Amended Complaint: More Dascola Filings

More briefs have now been submitted in the Dascola election lawsuit late last week and over the weekend – after the final supplemental briefs were submitted earlier last week.

On May 6, 2014, the final court-ordered supplemental briefs were submitted by both sides in the lawsuit, filed by Bob Dascola against the city of Ann Arbor. Dascola contends he’s an eligible candidate and wants the court to order that he be placed on the ballot in the Ward 3 city council Democratic primary. He would join Julie Grand and Samuel McMullen in that election, which will be held on Aug. 5, 2014.

But as the electorate awaits a ruling from federal judge Lawrence Zatkoff, the two sides have continued to lather up. Late last week, Tom Wieder – the attorney for Dascola – filed a motion asking permission from the court to file an amended complaint. The motion for leave to file the amendment describes the nature of the amendments as clarifying the precise source of rights that Dascola is seeking to enforce in his lawsuit [the Equal Protection Clause of the 14th Amendment and his rights under 42 U.S.C. §1983], and to clarify the basis of the claim for attorney fees, if Dascola wins. The motion contends that the changes to the complaint are minimal and raise no new legal or factual issues. On its face, the motion appears intended to ensure that Wieder can be paid, if Dascola were to prevail.

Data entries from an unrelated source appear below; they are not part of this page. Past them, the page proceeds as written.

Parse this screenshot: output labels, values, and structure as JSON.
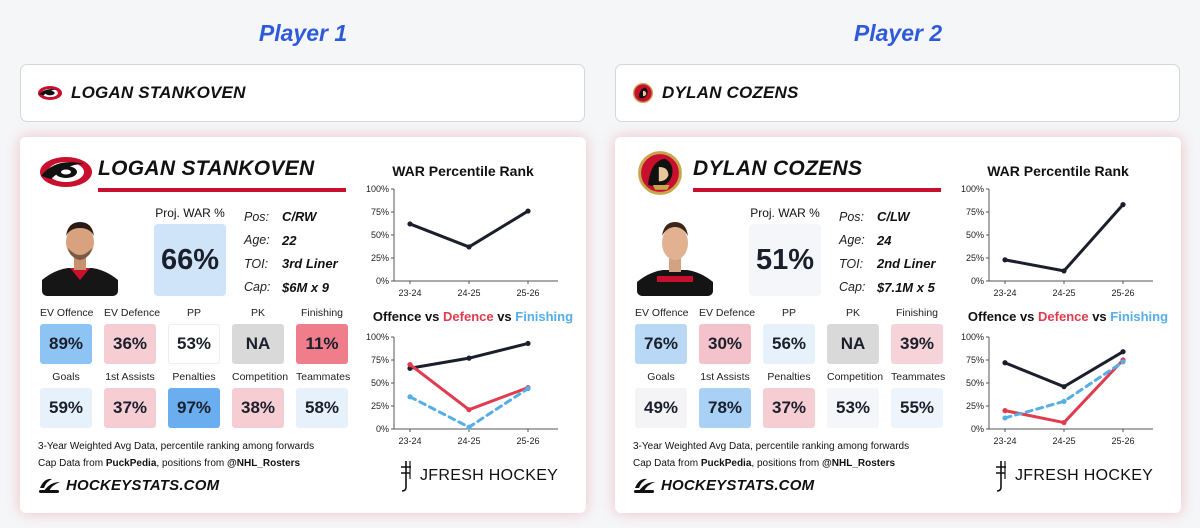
{
  "players": [
    {
      "heading": "Player 1",
      "search_name": "LOGAN STANKOVEN",
      "name": "LOGAN STANKOVEN",
      "team_logo": "hurricanes-logo",
      "proj_war_label": "Proj. WAR %",
      "proj_war": "66%",
      "proj_war_color": "#cfe4f8",
      "info": [
        {
          "key": "Pos:",
          "value": "C/RW"
        },
        {
          "key": "Age:",
          "value": "22"
        },
        {
          "key": "TOI:",
          "value": "3rd Liner"
        },
        {
          "key": "Cap:",
          "value": "$6M x 9"
        }
      ],
      "stats_row1": [
        {
          "label": "EV Offence",
          "value": "89%",
          "color": "#8ec4f3"
        },
        {
          "label": "EV Defence",
          "value": "36%",
          "color": "#f5cdd3"
        },
        {
          "label": "PP",
          "value": "53%",
          "color": "#ffffff"
        },
        {
          "label": "PK",
          "value": "NA",
          "color": "#d9d9d9"
        },
        {
          "label": "Finishing",
          "value": "11%",
          "color": "#ef7d8b"
        }
      ],
      "stats_row2": [
        {
          "label": "Goals",
          "value": "59%",
          "color": "#e7f1fb"
        },
        {
          "label": "1st Assists",
          "value": "37%",
          "color": "#f5cdd3"
        },
        {
          "label": "Penalties",
          "value": "97%",
          "color": "#6aaef0"
        },
        {
          "label": "Competition",
          "value": "38%",
          "color": "#f5cdd3"
        },
        {
          "label": "Teammates",
          "value": "58%",
          "color": "#e7f1fb"
        }
      ],
      "note_line1": "3-Year Weighted Avg Data, percentile ranking among forwards",
      "note_line2_prefix": "Cap Data from ",
      "note_line2_src": "PuckPedia",
      "note_line2_mid": ", positions from ",
      "note_line2_src2": "@NHL_Rosters",
      "hs_label": "HOCKEYSTATS.COM",
      "jf_label": "JFRESH HOCKEY",
      "war_title": "WAR Percentile Rank",
      "ovd_o": "Offence",
      "ovd_vs1": " vs ",
      "ovd_d": "Defence",
      "ovd_vs2": " vs ",
      "ovd_f": "Finishing"
    },
    {
      "heading": "Player 2",
      "search_name": "DYLAN COZENS",
      "name": "DYLAN COZENS",
      "team_logo": "senators-logo",
      "proj_war_label": "Proj. WAR %",
      "proj_war": "51%",
      "proj_war_color": "#f4f6f9",
      "info": [
        {
          "key": "Pos:",
          "value": "C/LW"
        },
        {
          "key": "Age:",
          "value": "24"
        },
        {
          "key": "TOI:",
          "value": "2nd Liner"
        },
        {
          "key": "Cap:",
          "value": "$7.1M x 5"
        }
      ],
      "stats_row1": [
        {
          "label": "EV Offence",
          "value": "76%",
          "color": "#b8d8f6"
        },
        {
          "label": "EV Defence",
          "value": "30%",
          "color": "#f3c2ca"
        },
        {
          "label": "PP",
          "value": "56%",
          "color": "#e7f1fb"
        },
        {
          "label": "PK",
          "value": "NA",
          "color": "#d9d9d9"
        },
        {
          "label": "Finishing",
          "value": "39%",
          "color": "#f5d3d8"
        }
      ],
      "stats_row2": [
        {
          "label": "Goals",
          "value": "49%",
          "color": "#f4f4f6"
        },
        {
          "label": "1st Assists",
          "value": "78%",
          "color": "#a9d0f5"
        },
        {
          "label": "Penalties",
          "value": "37%",
          "color": "#f5cdd3"
        },
        {
          "label": "Competition",
          "value": "53%",
          "color": "#f4f6f9"
        },
        {
          "label": "Teammates",
          "value": "55%",
          "color": "#eef4fb"
        }
      ],
      "note_line1": "3-Year Weighted Avg Data, percentile ranking among forwards",
      "note_line2_prefix": "Cap Data from ",
      "note_line2_src": "PuckPedia",
      "note_line2_mid": ", positions from ",
      "note_line2_src2": "@NHL_Rosters",
      "hs_label": "HOCKEYSTATS.COM",
      "jf_label": "JFRESH HOCKEY",
      "war_title": "WAR Percentile Rank",
      "ovd_o": "Offence",
      "ovd_vs1": " vs ",
      "ovd_d": "Defence",
      "ovd_vs2": " vs ",
      "ovd_f": "Finishing"
    }
  ],
  "chart_data": [
    {
      "type": "line",
      "title": "WAR Percentile Rank",
      "player": "LOGAN STANKOVEN",
      "categories": [
        "23-24",
        "24-25",
        "25-26"
      ],
      "yticks": [
        "0%",
        "25%",
        "50%",
        "75%",
        "100%"
      ],
      "ylim": [
        0,
        100
      ],
      "series": [
        {
          "name": "WAR",
          "values": [
            62,
            37,
            76
          ],
          "color": "#1a1f2b"
        }
      ]
    },
    {
      "type": "line",
      "title": "Offence vs Defence vs Finishing",
      "player": "LOGAN STANKOVEN",
      "categories": [
        "23-24",
        "24-25",
        "25-26"
      ],
      "yticks": [
        "0%",
        "25%",
        "50%",
        "75%",
        "100%"
      ],
      "ylim": [
        0,
        100
      ],
      "series": [
        {
          "name": "Offence",
          "values": [
            66,
            77,
            93
          ],
          "color": "#1a1f2b"
        },
        {
          "name": "Defence",
          "values": [
            70,
            21,
            45
          ],
          "color": "#e03b4e"
        },
        {
          "name": "Finishing",
          "values": [
            35,
            2,
            44
          ],
          "color": "#55aee6"
        }
      ]
    },
    {
      "type": "line",
      "title": "WAR Percentile Rank",
      "player": "DYLAN COZENS",
      "categories": [
        "23-24",
        "24-25",
        "25-26"
      ],
      "yticks": [
        "0%",
        "25%",
        "50%",
        "75%",
        "100%"
      ],
      "ylim": [
        0,
        100
      ],
      "series": [
        {
          "name": "WAR",
          "values": [
            23,
            11,
            83
          ],
          "color": "#1a1f2b"
        }
      ]
    },
    {
      "type": "line",
      "title": "Offence vs Defence vs Finishing",
      "player": "DYLAN COZENS",
      "categories": [
        "23-24",
        "24-25",
        "25-26"
      ],
      "yticks": [
        "0%",
        "25%",
        "50%",
        "75%",
        "100%"
      ],
      "ylim": [
        0,
        100
      ],
      "series": [
        {
          "name": "Offence",
          "values": [
            72,
            46,
            84
          ],
          "color": "#1a1f2b"
        },
        {
          "name": "Defence",
          "values": [
            20,
            7,
            75
          ],
          "color": "#e03b4e"
        },
        {
          "name": "Finishing",
          "values": [
            12,
            30,
            73
          ],
          "color": "#55aee6"
        }
      ]
    }
  ]
}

However, in responding to the motion for leave to file an amended complaint, Ann Arbor city attorney Stephen Postema offers a cutting characterization. He calls it ”procedurally odd” and accuses Wieder of failing to exercise due diligence in filing the motion. In addition, Postema responds to arguments made in Wieder’s supplemental brief, on the substance of the lawsuit. The substantial issue raised by the lawsuit involves the status of laws – like the city’s charter durational residency and voter registration requirements – when those laws have been found to be unconstitutional, null and void by a federal court.

Wieder responded in kind to the city’s brief, writing that the city does the following:

1) Misrepresent the nature of the proposed Amendment; 2) Misrepresent authority on the issue of futility and its applicability to this case; 3) Continue its fabricated argument that Plaintiff claims Charter Section 12.2 was “repealed” by the Feld and HRP decisions; 4) Produce and present to the Court what is, essentially, a Response Brief to Plaintiff’s Supplemental Brief, although none was called for by the Court’s Order; and 5) Present a fanciful “parade of horribles” that will befall the Court, the candidates, “possible donors and supporters,” the public and the Defendants if the Amendment is allowed.

By way of background, Ann Arbor’s city charter includes two durational requirements for city councilmembers – that they be registered voters in the city for a year before election, and that they be residents of the ward they seek to represent for a year before election.

Dascola contends that he meets the residency requirement. He allows that he does not meet the voter registration requirement. But Dascola’s core legal claim is that the two charter provisions were struck down as unconstitutional, null and void in federal court cases dating from the 1970s. The city contends that it can enforce the two city charter requirements based on case law that evolved subsequent to the 1970s cases.

The court ordered an expedited schedule so that the issue might be resolved before early June, when ballots must be printed. Briefs, responses, and replies had already been filed in April on motions for summary judgment and dismissal.

Here’s the complete set of briefs in the Dascola case, including the filings from last week.

One Comment

  1. By Mark Koroi
    May 14, 2014 at 8:32 pm | permalink

    In clarifying the basis of attorney fees award. Tom Wieder has cited 42 USC 1988.

    This is the Civil Rights Attorney Fees Awards Act of 1976 that was created by an Act of Congress to encourage effective access by private ordinary citizens to address abridgements of rights guaranteed under the U.S. Constitution.

    Under 42 USC 1988, the court has the broad discretion to award costs and attorney fees incurred by a prevailing civil rights plaintiff and the court will deny an award only in extraordinary cases. This provision gave the ACLU great leverage against the AATA to resolve the “Boycott Israel” bus sign litigation.

    Postema is seeking an award of legal fees against Mr. Dascola in his Motion to Dismiss.

    The prestige of the City Attorney’s Office is on the line to prevail against Mr. Dascola and obtain a dismissal of the federal court action.